The Effect of CYP, GST, and SULT Polymorphisms and Their Interaction with Smoking on the Risk of Hepatocellular Carcinoma

Aim. The aim of our study was to assess whether selected single nucleotide polymorphisms of CYP1A1 and 2E1, GSTM1, GSTT1, and SULT1A1 influence susceptibility towards HCC, considering their interaction with cigarette smoking. Methods. We recruited HCC cases and controls among patients admitted to the hospital Agostino Gemelli, from January 2005 until July 2010. Odds ratios (OR) of HCC were derived from unconditional multiple logistic regression. Gene-gene and gene-smoking interaction were quantified by computing the attributable proportion (AP) due to biological interaction. Results. The presence of any CYP2E1*5B variant allele (OR: 0.23; 95% CI: 0.06-0.71) and CYP2E1*6 variant allele (OR: 0.08; 95% CI: 0.01-0.33) was inversely related to HCC. There was a borderline increased risk among carriers of combined CYP1A1*2A and SULT1A1 variant alleles (OR: 1.67; 95% CI: 0.97-3.24).

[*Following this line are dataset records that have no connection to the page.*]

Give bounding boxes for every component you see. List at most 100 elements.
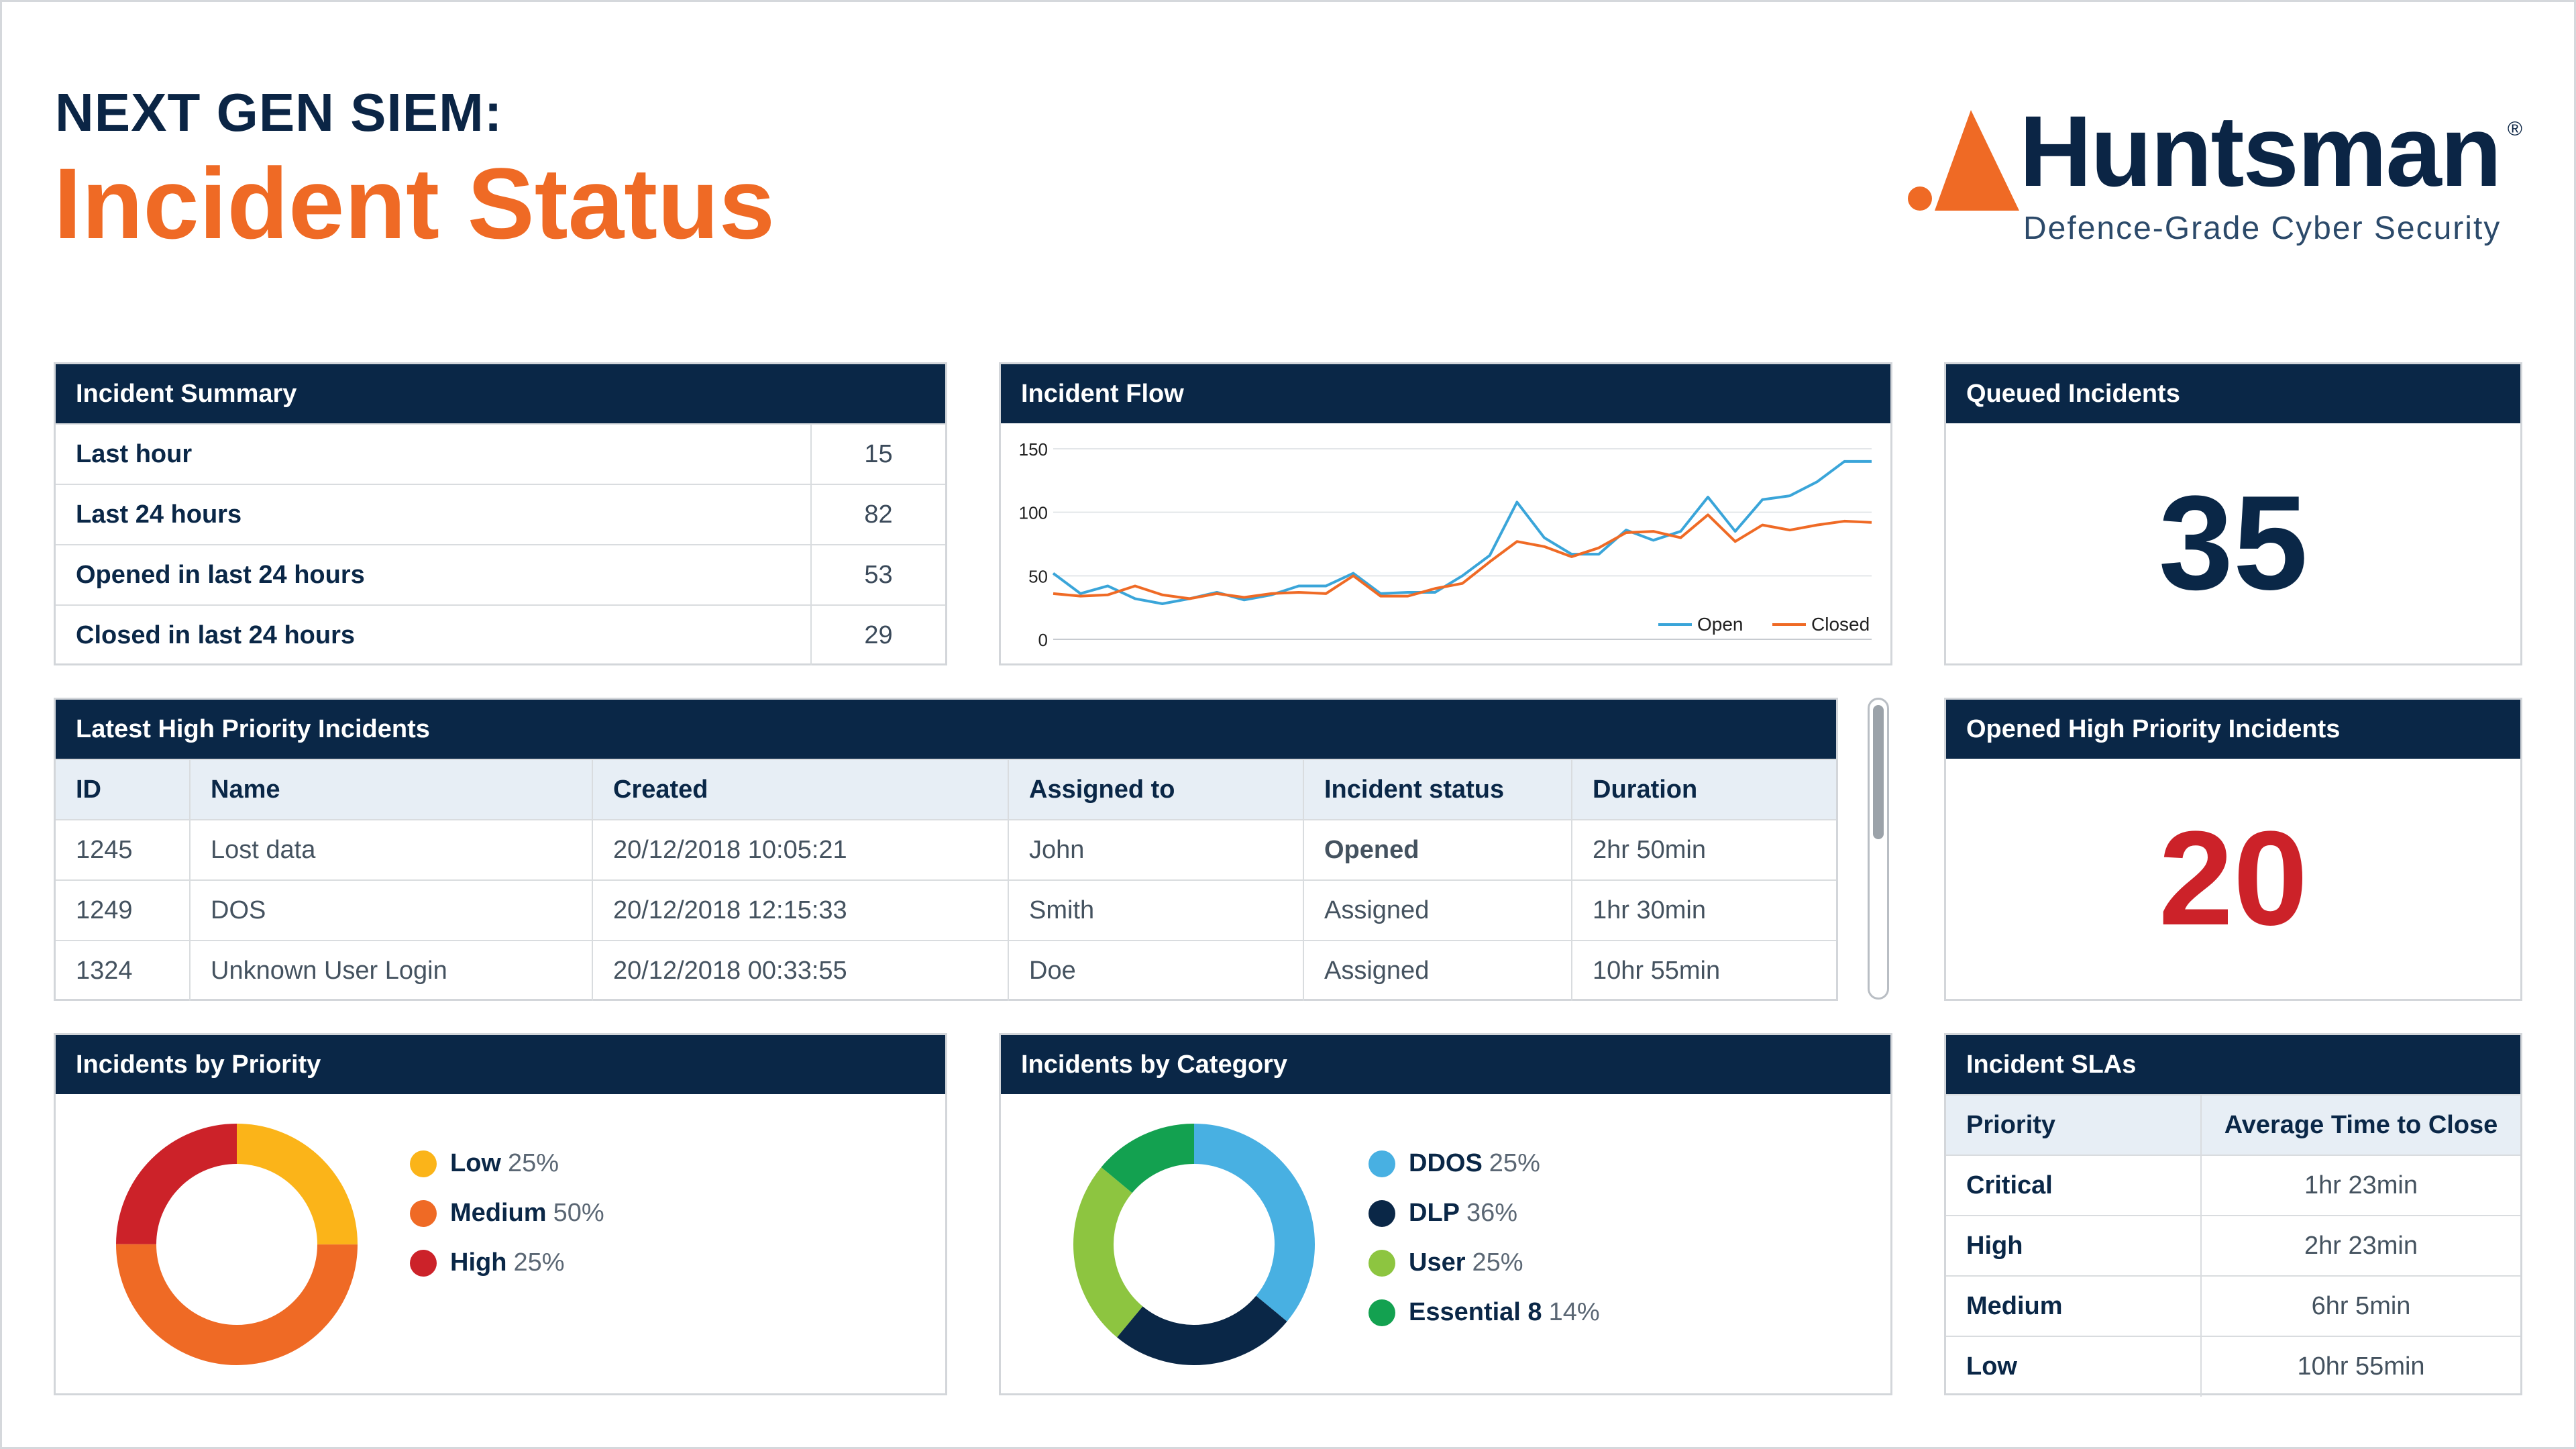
sla-row: High 2hr 23min (1946, 1215, 2520, 1276)
legend-dot-icon (410, 1199, 437, 1227)
sla-priority: Medium (1946, 1275, 2201, 1336)
cell-duration: 1hr 30min (1571, 879, 1836, 941)
donut-slice (1073, 1124, 1315, 1365)
series-line-closed (1053, 513, 1872, 600)
summary-row: Opened in last 24 hours 53 (56, 544, 945, 605)
donut-slice (1073, 1124, 1315, 1365)
incidents-by-priority-panel: Incidents by Priority Low 25% Medium 50% Hig… (54, 1033, 947, 1395)
cell-id: 1249 (56, 879, 190, 941)
column-header: Average Time to Close (2200, 1094, 2520, 1155)
cell-created: 20/12/2018 12:15:33 (592, 879, 1008, 941)
cell-created: 20/12/2018 10:05:21 (592, 819, 1008, 880)
table-row[interactable]: 1249 DOS 20/12/2018 12:15:33 Smith Assigned 1… (56, 879, 1836, 941)
donut-slice (116, 1124, 358, 1365)
incident-summary-panel: Incident Summary Last hour 15 Last 24 hour… (54, 362, 947, 665)
column-header[interactable]: Duration (1571, 759, 1836, 820)
summary-table: Last hour 15 Last 24 hours 82 Opened in last… (56, 423, 945, 665)
incidents-table: ID Name Created Assigned to Incident status D… (56, 759, 1836, 1001)
queued-count: 35 (2158, 468, 2308, 618)
sla-table: Priority Average Time to Close Critical 1h… (1946, 1094, 2520, 1397)
cell-id: 1324 (56, 940, 190, 1001)
legend-dot-icon (1368, 1150, 1395, 1177)
legend-item: DLP 36% (1368, 1199, 1517, 1228)
cell-status: Assigned (1303, 940, 1572, 1001)
scrollbar-thumb[interactable] (1873, 705, 1884, 839)
cell-name: Unknown User Login (189, 940, 592, 1001)
column-header: Priority (1946, 1094, 2201, 1155)
legend-percent: 36% (1466, 1199, 1518, 1227)
column-header[interactable]: Name (189, 759, 592, 820)
legend-percent: 25% (507, 1149, 559, 1177)
legend-name: Medium (450, 1199, 547, 1227)
cell-duration: 10hr 55min (1571, 940, 1836, 1001)
summary-row: Last 24 hours 82 (56, 484, 945, 545)
legend-percent: 14% (1548, 1298, 1600, 1326)
summary-value: 53 (810, 544, 945, 605)
summary-label: Closed in last 24 hours (56, 604, 811, 665)
table-row[interactable]: 1245 Lost data 20/12/2018 10:05:21 John Open… (56, 819, 1836, 880)
legend-item: Essential 8 14% (1368, 1298, 1600, 1327)
cell-duration: 2hr 50min (1571, 819, 1836, 880)
column-header[interactable]: Incident status (1303, 759, 1572, 820)
column-header[interactable]: ID (56, 759, 190, 820)
incidents-scrollbar[interactable] (1868, 698, 1889, 1000)
incident-slas-panel: Incident SLAs Priority Average Time to Cl… (1944, 1033, 2522, 1397)
brand-name: Huntsman (2019, 95, 2502, 207)
sla-row: Critical 1hr 23min (1946, 1155, 2520, 1216)
y-tick-label: 100 (1019, 503, 1048, 523)
panel-title: Incidents by Category (1001, 1035, 1890, 1094)
cell-status: Assigned (1303, 879, 1572, 941)
legend-percent: 25% (513, 1248, 565, 1277)
summary-label: Last hour (56, 423, 811, 484)
summary-value: 29 (810, 604, 945, 665)
legend-label: Open (1697, 614, 1743, 635)
legend-item: DDOS 25% (1368, 1149, 1540, 1178)
sla-priority: Critical (1946, 1155, 2201, 1216)
brand-logo: Huntsman ® Defence-Grade Cyber Security (1905, 101, 2522, 255)
legend-dot-icon (1368, 1249, 1395, 1277)
sla-time: 6hr 5min (2200, 1275, 2520, 1336)
table-row[interactable]: 1324 Unknown User Login 20/12/2018 00:33:5… (56, 940, 1836, 1001)
sla-time: 2hr 23min (2200, 1215, 2520, 1276)
column-header[interactable]: Created (592, 759, 1008, 820)
sla-time: 10hr 55min (2200, 1336, 2520, 1397)
summary-label: Last 24 hours (56, 484, 811, 545)
summary-row: Last hour 15 (56, 423, 945, 484)
panel-title: Incidents by Priority (56, 1035, 945, 1094)
legend-item: High 25% (410, 1248, 565, 1277)
legend-name: DLP (1409, 1199, 1460, 1227)
incident-flow-chart: 0 50 100 150 Open Closed (1019, 439, 1872, 650)
column-header[interactable]: Assigned to (1008, 759, 1303, 820)
page-title: Incident Status (54, 147, 775, 260)
page-eyebrow: NEXT GEN SIEM: (55, 83, 503, 142)
opened-high-priority-panel: Opened High Priority Incidents 20 (1944, 698, 2522, 1001)
legend-name: Low (450, 1149, 501, 1177)
legend-item: Medium 50% (410, 1199, 604, 1228)
sla-priority: High (1946, 1215, 2201, 1276)
high-priority-incidents-panel: Latest High Priority Incidents ID Name Cre… (54, 698, 1838, 1001)
y-tick-label: 50 (1028, 566, 1048, 586)
cell-name: Lost data (189, 819, 592, 880)
legend-name: DDOS (1409, 1149, 1483, 1177)
cell-id: 1245 (56, 819, 190, 880)
cell-assigned: Smith (1008, 879, 1303, 941)
priority-donut-chart (116, 1124, 358, 1365)
legend-percent: 25% (1472, 1248, 1523, 1277)
cell-created: 20/12/2018 00:33:55 (592, 940, 1008, 1001)
registered-mark: ® (2507, 118, 2522, 140)
cell-assigned: John (1008, 819, 1303, 880)
legend-dot-icon (410, 1150, 437, 1177)
cell-name: DOS (189, 879, 592, 941)
incident-flow-panel: Incident Flow 0 50 100 150 Open Closed (999, 362, 1892, 665)
summary-label: Opened in last 24 hours (56, 544, 811, 605)
panel-title: Queued Incidents (1946, 364, 2520, 423)
sla-time: 1hr 23min (2200, 1155, 2520, 1216)
legend-name: User (1409, 1248, 1466, 1277)
summary-value: 82 (810, 484, 945, 545)
y-tick-label: 0 (1038, 630, 1048, 650)
brand-tagline: Defence-Grade Cyber Security (2023, 211, 2502, 246)
incidents-by-category-panel: Incidents by Category DDOS 25% DLP 36% User 2… (999, 1033, 1892, 1395)
sla-priority: Low (1946, 1336, 2201, 1397)
category-donut-chart (1073, 1124, 1315, 1365)
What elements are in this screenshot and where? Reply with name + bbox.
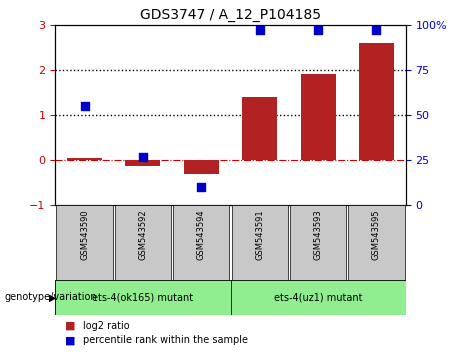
Text: ets-4(ok165) mutant: ets-4(ok165) mutant <box>92 292 194 302</box>
Text: GSM543593: GSM543593 <box>313 209 323 260</box>
Text: ■: ■ <box>65 321 75 331</box>
Point <box>373 27 380 33</box>
Point <box>314 27 322 33</box>
Text: genotype/variation: genotype/variation <box>5 292 97 302</box>
Point <box>81 103 88 109</box>
Text: GSM543590: GSM543590 <box>80 209 89 260</box>
Bar <box>349 205 404 280</box>
Bar <box>232 205 288 280</box>
Text: ■: ■ <box>65 335 75 345</box>
Bar <box>125 160 160 166</box>
Bar <box>290 205 346 280</box>
Bar <box>55 280 230 315</box>
Text: ▶: ▶ <box>49 292 57 302</box>
Text: percentile rank within the sample: percentile rank within the sample <box>83 335 248 345</box>
Bar <box>115 205 171 280</box>
Bar <box>67 158 102 160</box>
Text: GSM543592: GSM543592 <box>138 209 148 260</box>
Text: GSM543595: GSM543595 <box>372 209 381 260</box>
Text: GSM543591: GSM543591 <box>255 209 264 260</box>
Text: log2 ratio: log2 ratio <box>83 321 130 331</box>
Bar <box>301 74 336 160</box>
Point <box>256 27 263 33</box>
Bar <box>184 160 219 174</box>
Text: ets-4(uz1) mutant: ets-4(uz1) mutant <box>274 292 362 302</box>
Bar <box>242 97 277 160</box>
Point <box>198 184 205 190</box>
Bar <box>230 280 406 315</box>
Title: GDS3747 / A_12_P104185: GDS3747 / A_12_P104185 <box>140 8 321 22</box>
Bar <box>57 205 112 280</box>
Point <box>139 154 147 159</box>
Bar <box>173 205 229 280</box>
Text: GSM543594: GSM543594 <box>197 209 206 260</box>
Bar <box>359 43 394 160</box>
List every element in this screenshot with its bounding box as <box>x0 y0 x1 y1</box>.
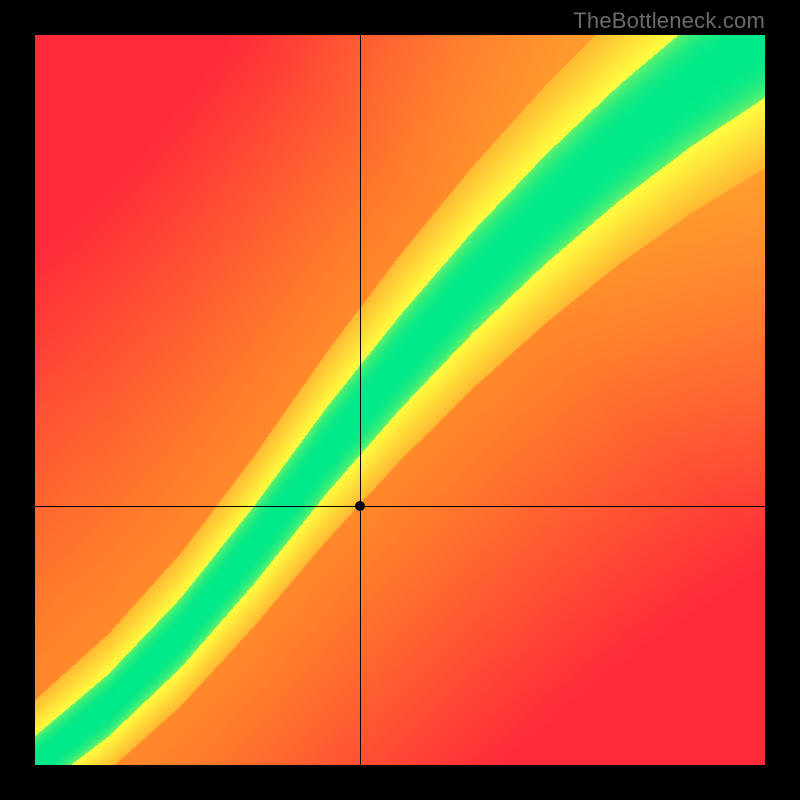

A significant biological interaction was observed between GSTT1 and smoking (AP = 0.48; 95% CI: 0.001-0.815), with an OR of 3.13 (95% CI: 1.69-5.82), and borderline significant interaction was observed for SULT1A1 and smoking (AP = 0.36; 95% CI: -0.021-0.747), with an OR of 3.05 (95% CI: 1.73-5.40). Conclusion. CYP2E1*5B and CYP2E1*6 polymorphisms have a favourable effect on the development of HCC, while polymorphisms of GSTT1 and SULT1A1 might play role in increasing the susceptibility among smokers.